The latest analysis to reach this conclusion is Apartment List’s June 2025 National Rent Report, which reports that the national median rent increased by just 0.2% in June, reaching $1,401. This marks the fifth consecutive month of modest increases, but the pace of growth is notably slower than usual for this time of year. Despite these incremental gains, rents are still down 0.7% compared to a year ago and the national median remains $44 below its August 2022 peak—a 3.1% decline. The report highlights that while rents have increased in recent months, the overall trend since 2022 has been constant volatility, with rents fluctuating up and down but never quite reaching their previous highs.
The underlying cause of this market softness is a historic surge in multifamily construction. In 2024 alone, more than 600,000 new units were completed, representing a 65% increase over 2022 and the largest annual supply since 1986, according to Apartment List. This influx of new inventory has driven the national vacancy rate to a record 7%, the highest since the index began tracking in 2017. With more vacant units on the market, landlords face intensified competition, limiting their ability to raise rents. The average time it takes to lease a vacant unit—known as the “list-to-lease” time—has also shortened from its January peak of 37 days to 27 days in June, but units are still sitting on the market longer than they did during the tightest periods of 2022.
The impact of these trends varies widely by region.
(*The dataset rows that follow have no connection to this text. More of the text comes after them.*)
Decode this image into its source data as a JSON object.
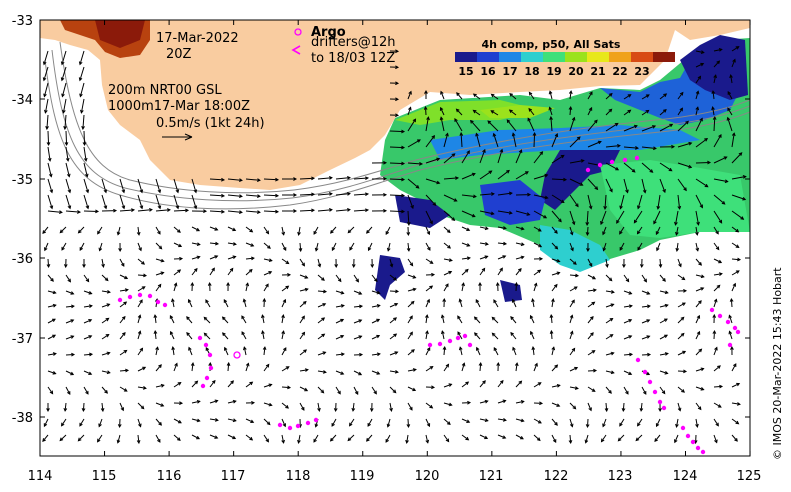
{
  "map": {
    "lon_ticks": [
      "114",
      "115",
      "116",
      "117",
      "118",
      "119",
      "120",
      "121",
      "122",
      "123",
      "124",
      "125"
    ],
    "lat_ticks": [
      "-33",
      "-34",
      "-35",
      "-36",
      "-37",
      "-38"
    ],
    "date_line1": "17-Mar-2022",
    "date_line2": "20Z",
    "isobath_line1": "200m  NRT00 GSL",
    "isobath_line2": "1000m17-Mar 18:00Z",
    "scale_label": "0.5m/s (1kt 24h)",
    "argo_label": "Argo",
    "drifters_label": "drifters@12h",
    "drifters_to": "to 18/03 12Z",
    "credit": "© IMOS 20-Mar-2022 15:43 Hobart"
  },
  "colorbar": {
    "title": "4h comp, p50, All Sats",
    "ticks": [
      "15",
      "16",
      "17",
      "18",
      "19",
      "20",
      "21",
      "22",
      "23"
    ],
    "colors": [
      "#1a1a8c",
      "#1f3fd0",
      "#1e86e6",
      "#2ecfcf",
      "#3ee07a",
      "#9be21c",
      "#e8e81a",
      "#f0a21a",
      "#d84b14",
      "#8b1a0a"
    ]
  },
  "colors": {
    "land": "#f9cca0",
    "drifter": "#ff00ff",
    "arrow": "#000000",
    "contour": "#888888"
  }
}
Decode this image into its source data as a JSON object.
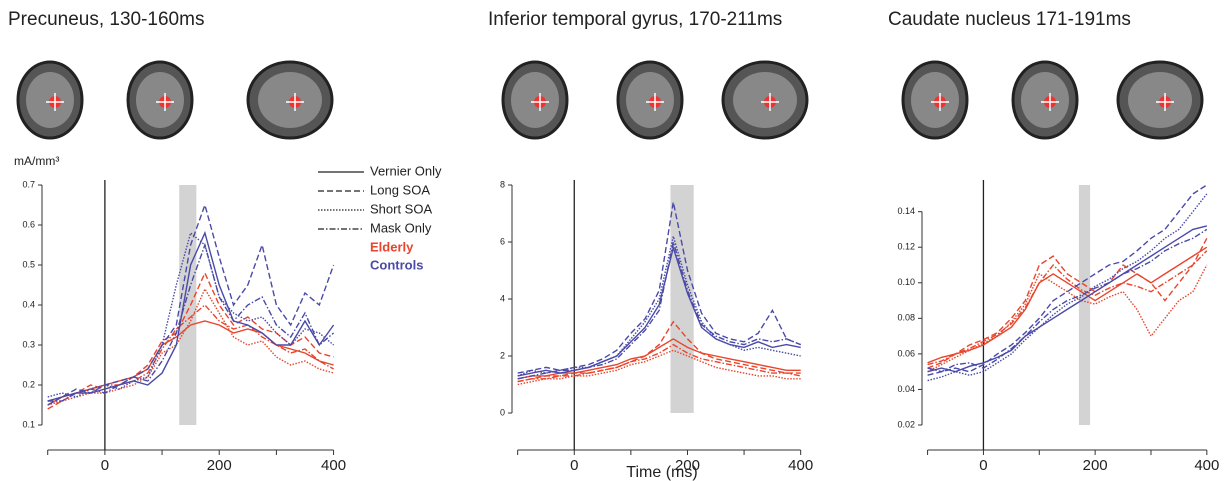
{
  "chart_data": [
    {
      "type": "line",
      "title": "Precuneus, 130-160ms",
      "ylabel": "mA/mm³",
      "x": [
        -100,
        -75,
        -50,
        -25,
        0,
        25,
        50,
        75,
        100,
        125,
        150,
        175,
        200,
        225,
        250,
        275,
        300,
        325,
        350,
        375,
        400
      ],
      "xlim": [
        -110,
        420
      ],
      "xticks": [
        0,
        200,
        400
      ],
      "xminorticks": [
        -100,
        100,
        300
      ],
      "ylim": [
        0.1,
        0.7
      ],
      "yticks": [
        0.1,
        0.2,
        0.3,
        0.4,
        0.5,
        0.6,
        0.7
      ],
      "highlight": [
        130,
        160
      ],
      "legend": {
        "styles": [
          {
            "label": "Vernier Only",
            "dash": "solid"
          },
          {
            "label": "Long SOA",
            "dash": "dashed"
          },
          {
            "label": "Short SOA",
            "dash": "dotted"
          },
          {
            "label": "Mask Only",
            "dash": "dashdot"
          }
        ],
        "groups": [
          {
            "label": "Elderly",
            "color": "#e8452c"
          },
          {
            "label": "Controls",
            "color": "#4a4aa8"
          }
        ]
      },
      "series": [
        {
          "color": "#e8452c",
          "dash": "solid",
          "values": [
            0.15,
            0.17,
            0.18,
            0.19,
            0.2,
            0.21,
            0.22,
            0.24,
            0.3,
            0.32,
            0.35,
            0.36,
            0.35,
            0.33,
            0.34,
            0.33,
            0.3,
            0.29,
            0.28,
            0.26,
            0.25
          ]
        },
        {
          "color": "#e8452c",
          "dash": "dashed",
          "values": [
            0.14,
            0.16,
            0.18,
            0.2,
            0.19,
            0.2,
            0.22,
            0.25,
            0.31,
            0.33,
            0.4,
            0.48,
            0.4,
            0.35,
            0.37,
            0.34,
            0.33,
            0.3,
            0.32,
            0.28,
            0.27
          ]
        },
        {
          "color": "#e8452c",
          "dash": "dotted",
          "values": [
            0.15,
            0.16,
            0.17,
            0.18,
            0.18,
            0.19,
            0.2,
            0.22,
            0.28,
            0.3,
            0.36,
            0.44,
            0.38,
            0.32,
            0.3,
            0.31,
            0.27,
            0.25,
            0.26,
            0.24,
            0.23
          ]
        },
        {
          "color": "#e8452c",
          "dash": "dashdot",
          "values": [
            0.16,
            0.17,
            0.18,
            0.19,
            0.2,
            0.2,
            0.21,
            0.23,
            0.29,
            0.34,
            0.37,
            0.4,
            0.36,
            0.34,
            0.35,
            0.32,
            0.3,
            0.28,
            0.29,
            0.26,
            0.24
          ]
        },
        {
          "color": "#4a4aa8",
          "dash": "solid",
          "values": [
            0.16,
            0.17,
            0.18,
            0.18,
            0.19,
            0.2,
            0.21,
            0.2,
            0.23,
            0.3,
            0.5,
            0.58,
            0.45,
            0.36,
            0.35,
            0.33,
            0.3,
            0.3,
            0.36,
            0.3,
            0.35
          ]
        },
        {
          "color": "#4a4aa8",
          "dash": "dashed",
          "values": [
            0.15,
            0.17,
            0.19,
            0.18,
            0.2,
            0.21,
            0.22,
            0.24,
            0.3,
            0.35,
            0.55,
            0.65,
            0.52,
            0.4,
            0.45,
            0.55,
            0.4,
            0.35,
            0.43,
            0.4,
            0.5
          ]
        },
        {
          "color": "#4a4aa8",
          "dash": "dotted",
          "values": [
            0.17,
            0.18,
            0.17,
            0.19,
            0.2,
            0.19,
            0.21,
            0.22,
            0.3,
            0.45,
            0.58,
            0.55,
            0.42,
            0.38,
            0.36,
            0.37,
            0.33,
            0.3,
            0.34,
            0.33,
            0.3
          ]
        },
        {
          "color": "#4a4aa8",
          "dash": "dashdot",
          "values": [
            0.16,
            0.16,
            0.18,
            0.19,
            0.18,
            0.2,
            0.22,
            0.21,
            0.26,
            0.33,
            0.45,
            0.55,
            0.42,
            0.36,
            0.4,
            0.42,
            0.35,
            0.32,
            0.38,
            0.3,
            0.33
          ]
        }
      ]
    },
    {
      "type": "line",
      "title": "Inferior temporal gyrus, 170-211ms",
      "xlabel": "Time (ms)",
      "x": [
        -100,
        -75,
        -50,
        -25,
        0,
        25,
        50,
        75,
        100,
        125,
        150,
        175,
        200,
        225,
        250,
        275,
        300,
        325,
        350,
        375,
        400
      ],
      "xlim": [
        -110,
        420
      ],
      "xticks": [
        0,
        200,
        400
      ],
      "xminorticks": [
        -100,
        100,
        300
      ],
      "ylim": [
        0,
        8
      ],
      "yticks": [
        0,
        2,
        4,
        6,
        8
      ],
      "highlight": [
        170,
        211
      ],
      "series": [
        {
          "color": "#e8452c",
          "dash": "solid",
          "values": [
            1.2,
            1.3,
            1.3,
            1.4,
            1.4,
            1.5,
            1.6,
            1.7,
            1.9,
            2.0,
            2.3,
            2.6,
            2.3,
            2.1,
            2.0,
            1.9,
            1.8,
            1.7,
            1.6,
            1.5,
            1.5
          ]
        },
        {
          "color": "#e8452c",
          "dash": "dashed",
          "values": [
            1.1,
            1.2,
            1.3,
            1.3,
            1.4,
            1.4,
            1.5,
            1.6,
            1.8,
            2.0,
            2.4,
            3.2,
            2.6,
            2.1,
            1.9,
            1.8,
            1.7,
            1.6,
            1.5,
            1.4,
            1.4
          ]
        },
        {
          "color": "#e8452c",
          "dash": "dotted",
          "values": [
            1.0,
            1.1,
            1.2,
            1.2,
            1.3,
            1.3,
            1.4,
            1.5,
            1.7,
            1.8,
            2.0,
            2.2,
            2.0,
            1.8,
            1.6,
            1.5,
            1.4,
            1.3,
            1.3,
            1.2,
            1.2
          ]
        },
        {
          "color": "#e8452c",
          "dash": "dashdot",
          "values": [
            1.1,
            1.2,
            1.2,
            1.3,
            1.3,
            1.4,
            1.5,
            1.6,
            1.8,
            1.9,
            2.1,
            2.4,
            2.1,
            1.9,
            1.8,
            1.7,
            1.6,
            1.5,
            1.4,
            1.4,
            1.3
          ]
        },
        {
          "color": "#4a4aa8",
          "dash": "solid",
          "values": [
            1.3,
            1.4,
            1.5,
            1.4,
            1.5,
            1.6,
            1.8,
            2.0,
            2.5,
            3.0,
            3.8,
            5.8,
            4.2,
            3.0,
            2.6,
            2.4,
            2.3,
            2.5,
            2.3,
            2.4,
            2.3
          ]
        },
        {
          "color": "#4a4aa8",
          "dash": "dashed",
          "values": [
            1.4,
            1.5,
            1.6,
            1.5,
            1.6,
            1.7,
            1.9,
            2.2,
            2.8,
            3.3,
            4.3,
            7.4,
            5.0,
            3.5,
            2.8,
            2.6,
            2.5,
            2.8,
            3.6,
            2.6,
            2.4
          ]
        },
        {
          "color": "#4a4aa8",
          "dash": "dotted",
          "values": [
            1.3,
            1.5,
            1.4,
            1.5,
            1.6,
            1.6,
            1.8,
            2.0,
            2.6,
            3.2,
            4.0,
            6.2,
            4.5,
            3.2,
            2.6,
            2.4,
            2.2,
            2.3,
            2.2,
            2.1,
            2.0
          ]
        },
        {
          "color": "#4a4aa8",
          "dash": "dashdot",
          "values": [
            1.2,
            1.3,
            1.4,
            1.5,
            1.5,
            1.6,
            1.7,
            1.9,
            2.4,
            2.9,
            3.6,
            6.0,
            4.3,
            3.1,
            2.7,
            2.5,
            2.4,
            2.6,
            2.5,
            2.6,
            2.4
          ]
        }
      ]
    },
    {
      "type": "line",
      "title": "Caudate nucleus 171-191ms",
      "x": [
        -100,
        -75,
        -50,
        -25,
        0,
        25,
        50,
        75,
        100,
        125,
        150,
        175,
        200,
        225,
        250,
        275,
        300,
        325,
        350,
        375,
        400
      ],
      "xlim": [
        -110,
        420
      ],
      "xticks": [
        0,
        200,
        400
      ],
      "xminorticks": [
        -100,
        100,
        300
      ],
      "ylim": [
        0.02,
        0.155
      ],
      "yticks": [
        {
          "value": 0.02,
          "label": "0.02"
        },
        {
          "value": 0.04,
          "label": "0.04"
        },
        {
          "value": 0.06,
          "label": "0.06"
        },
        {
          "value": 0.08,
          "label": "0.08"
        },
        {
          "value": 0.1,
          "label": "0.10"
        },
        {
          "value": 0.12,
          "label": "0.12"
        },
        {
          "value": 0.14,
          "label": "0.14"
        }
      ],
      "highlight": [
        171,
        191
      ],
      "series": [
        {
          "color": "#e8452c",
          "dash": "solid",
          "values": [
            0.055,
            0.058,
            0.06,
            0.062,
            0.065,
            0.07,
            0.075,
            0.085,
            0.1,
            0.105,
            0.1,
            0.095,
            0.09,
            0.095,
            0.1,
            0.105,
            0.1,
            0.105,
            0.11,
            0.115,
            0.12
          ]
        },
        {
          "color": "#e8452c",
          "dash": "dashed",
          "values": [
            0.052,
            0.055,
            0.06,
            0.065,
            0.068,
            0.072,
            0.08,
            0.09,
            0.11,
            0.115,
            0.105,
            0.1,
            0.095,
            0.1,
            0.11,
            0.105,
            0.1,
            0.09,
            0.1,
            0.11,
            0.125
          ]
        },
        {
          "color": "#e8452c",
          "dash": "dotted",
          "values": [
            0.05,
            0.054,
            0.058,
            0.062,
            0.066,
            0.07,
            0.078,
            0.088,
            0.105,
            0.1,
            0.095,
            0.09,
            0.088,
            0.092,
            0.095,
            0.085,
            0.07,
            0.08,
            0.09,
            0.095,
            0.11
          ]
        },
        {
          "color": "#e8452c",
          "dash": "dashdot",
          "values": [
            0.054,
            0.056,
            0.06,
            0.063,
            0.067,
            0.071,
            0.077,
            0.086,
            0.1,
            0.11,
            0.102,
            0.096,
            0.093,
            0.097,
            0.1,
            0.098,
            0.095,
            0.1,
            0.105,
            0.11,
            0.118
          ]
        },
        {
          "color": "#4a4aa8",
          "dash": "solid",
          "values": [
            0.05,
            0.052,
            0.05,
            0.053,
            0.055,
            0.058,
            0.062,
            0.07,
            0.075,
            0.08,
            0.085,
            0.09,
            0.095,
            0.1,
            0.105,
            0.11,
            0.115,
            0.12,
            0.125,
            0.13,
            0.132
          ]
        },
        {
          "color": "#4a4aa8",
          "dash": "dashed",
          "values": [
            0.048,
            0.05,
            0.052,
            0.05,
            0.054,
            0.06,
            0.065,
            0.072,
            0.08,
            0.09,
            0.095,
            0.1,
            0.105,
            0.11,
            0.112,
            0.118,
            0.125,
            0.13,
            0.14,
            0.15,
            0.155
          ]
        },
        {
          "color": "#4a4aa8",
          "dash": "dotted",
          "values": [
            0.045,
            0.047,
            0.05,
            0.048,
            0.05,
            0.055,
            0.06,
            0.068,
            0.075,
            0.082,
            0.088,
            0.092,
            0.098,
            0.102,
            0.108,
            0.112,
            0.118,
            0.125,
            0.13,
            0.14,
            0.15
          ]
        },
        {
          "color": "#4a4aa8",
          "dash": "dashdot",
          "values": [
            0.052,
            0.05,
            0.054,
            0.055,
            0.052,
            0.057,
            0.063,
            0.07,
            0.078,
            0.085,
            0.09,
            0.093,
            0.097,
            0.1,
            0.105,
            0.108,
            0.112,
            0.118,
            0.122,
            0.125,
            0.13
          ]
        }
      ]
    }
  ]
}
While 69 of the 100 largest metro areas saw rents rise in May, year-over-year declines persist in markets that experienced the fastest growth in inventory. Austin, for example, experienced a 6.3% decline in median rent over the past year, while Denver and Phoenix saw decreases of 4.8% and 3.1%, respectively. In contrast, coastal and Midwest cities such as San Francisco, Chicago, and Providence have registered gains, underscoring the fragmented nature of the current rental landscape.
Apartment List analysts note that the market is now past the peak of the construction wave, and while the flow of new units is slowing, it remains historically robust. As the market gradually absorbs this surplus, vacancy rates are expected to tighten, potentially restoring landlords’ pricing power in the long term. For now, however, the rental sector remains in a delicate balance, with property owners navigating a patchwork of local conditions and persistent economic uncertainty.
The coming months will test whether the market’s modest rent growth can gain traction or if continued high vacancies and cautious consumer sentiment will keep prices in check. For renters and landlords alike, the summer of 2025 is shaping up to be anything but predictable.